As redes egocêntricas podem fornecer dados importantes para a descrição de uma amostra; não raramente podem ser a única forma disponível de estudo em um determinado grupo de atores, uma vez que a análise gira em torno apenas do ator focal (Grunspan; Wiggins; Goodreau, 2014). Nesses estudos, o ator focal, denominado “ego”, pode ter vários “alters”, que compreendem os outros atores que estão de alguma forma ligados a ele. Os “alters” podem ser divididos em “alters in” e “alters out”, conforme o direcionamento de seu laço com o “ego”. Os “alters in” são aqueles que recebem as ligações do “ego”, enquanto os “alters out” são aqueles que as direcionam ao “ego” (Di Chiara, 2006).
Existem diversos níveis ou graus diferentes em redes egocêntricas, que variam conforme a amplitude do estudo realizado. O primeiro grau corresponde aos “alters” diretamente ligados ao “ego” analisado, formando uma rede imediata a ele. O segundo grau compreende os “alters” ligados àqueles de primeiro nível. Essa estrutura repete-se sucessivamente até o último nível analisado, conforme exemplificado na Figura 1. Deve-se ressaltar, porém, que em grande parte dos estudos as análises de redes egocêntricas concentram-se nos “alters” de primeiro grau (Wu et al., 2016). Isso faz com que a análise tenda mais para as questões relacionadas ao ator focal. Caso o foco de estudos concentre-se mais nas características da rede, deve-se utilizar graus mais elevados de análise (Di Chiara, 2006).
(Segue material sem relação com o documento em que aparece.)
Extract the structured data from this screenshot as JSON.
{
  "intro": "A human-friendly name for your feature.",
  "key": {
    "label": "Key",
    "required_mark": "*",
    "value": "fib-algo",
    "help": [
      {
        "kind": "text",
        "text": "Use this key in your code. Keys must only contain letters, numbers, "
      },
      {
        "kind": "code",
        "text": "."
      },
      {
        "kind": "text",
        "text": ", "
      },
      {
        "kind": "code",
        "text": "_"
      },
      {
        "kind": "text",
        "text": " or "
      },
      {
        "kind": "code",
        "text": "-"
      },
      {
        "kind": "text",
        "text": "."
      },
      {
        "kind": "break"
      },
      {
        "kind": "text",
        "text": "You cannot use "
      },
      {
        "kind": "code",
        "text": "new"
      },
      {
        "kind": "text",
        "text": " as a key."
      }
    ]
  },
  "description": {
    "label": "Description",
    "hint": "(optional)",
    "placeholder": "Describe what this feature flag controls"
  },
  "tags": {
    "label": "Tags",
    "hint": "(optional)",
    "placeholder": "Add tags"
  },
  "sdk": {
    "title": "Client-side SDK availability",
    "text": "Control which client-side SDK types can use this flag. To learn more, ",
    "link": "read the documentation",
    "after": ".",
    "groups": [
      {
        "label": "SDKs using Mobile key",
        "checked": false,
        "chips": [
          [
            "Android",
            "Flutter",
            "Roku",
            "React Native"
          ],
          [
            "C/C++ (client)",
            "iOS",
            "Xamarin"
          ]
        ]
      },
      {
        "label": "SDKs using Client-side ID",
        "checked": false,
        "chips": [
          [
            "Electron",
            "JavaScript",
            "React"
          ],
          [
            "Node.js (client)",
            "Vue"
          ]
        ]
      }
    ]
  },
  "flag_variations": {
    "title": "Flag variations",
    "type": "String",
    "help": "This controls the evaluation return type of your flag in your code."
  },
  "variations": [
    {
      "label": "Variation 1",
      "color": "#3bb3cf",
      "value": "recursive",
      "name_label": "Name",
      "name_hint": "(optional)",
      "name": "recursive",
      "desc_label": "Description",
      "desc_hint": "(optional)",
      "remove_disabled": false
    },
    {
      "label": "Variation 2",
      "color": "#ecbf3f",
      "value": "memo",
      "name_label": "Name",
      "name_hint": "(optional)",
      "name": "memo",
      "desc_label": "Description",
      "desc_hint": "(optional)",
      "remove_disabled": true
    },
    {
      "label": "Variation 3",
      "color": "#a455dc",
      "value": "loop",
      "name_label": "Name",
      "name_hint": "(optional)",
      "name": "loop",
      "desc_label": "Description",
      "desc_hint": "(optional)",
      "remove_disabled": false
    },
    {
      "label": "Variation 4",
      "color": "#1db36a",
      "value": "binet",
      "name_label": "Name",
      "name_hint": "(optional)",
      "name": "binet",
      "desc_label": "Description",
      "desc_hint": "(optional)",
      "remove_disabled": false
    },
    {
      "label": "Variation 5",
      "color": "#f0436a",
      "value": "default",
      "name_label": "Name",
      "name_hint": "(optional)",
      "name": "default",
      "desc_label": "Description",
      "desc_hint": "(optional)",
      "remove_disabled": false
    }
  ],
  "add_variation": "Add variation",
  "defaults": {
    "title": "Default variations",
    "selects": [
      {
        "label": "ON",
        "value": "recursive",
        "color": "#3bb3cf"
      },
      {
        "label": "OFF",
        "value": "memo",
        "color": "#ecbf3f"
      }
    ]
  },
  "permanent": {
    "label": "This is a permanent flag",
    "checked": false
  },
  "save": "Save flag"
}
Figura 1: Exemplo de divisão de graus de redes egocêntricas
Métricas de análise para redes egocêntricas
Para a realização da análise dos dados de redes estudantis egocêntricas, algumas métricas podem ser utilizadas (Quadro 1). Essas métricas ajudam a entender como acontece o fluxo de informação em sala de aula e o grau de importância do ator focal no que se refere a seu posicionamento na rede. Dentre as principais métricas serão destacadas: o menor caminho na rede, o grau de entrada e saída, a força dos laços, a autoridade, a centralidade e o coeficiente de clustering.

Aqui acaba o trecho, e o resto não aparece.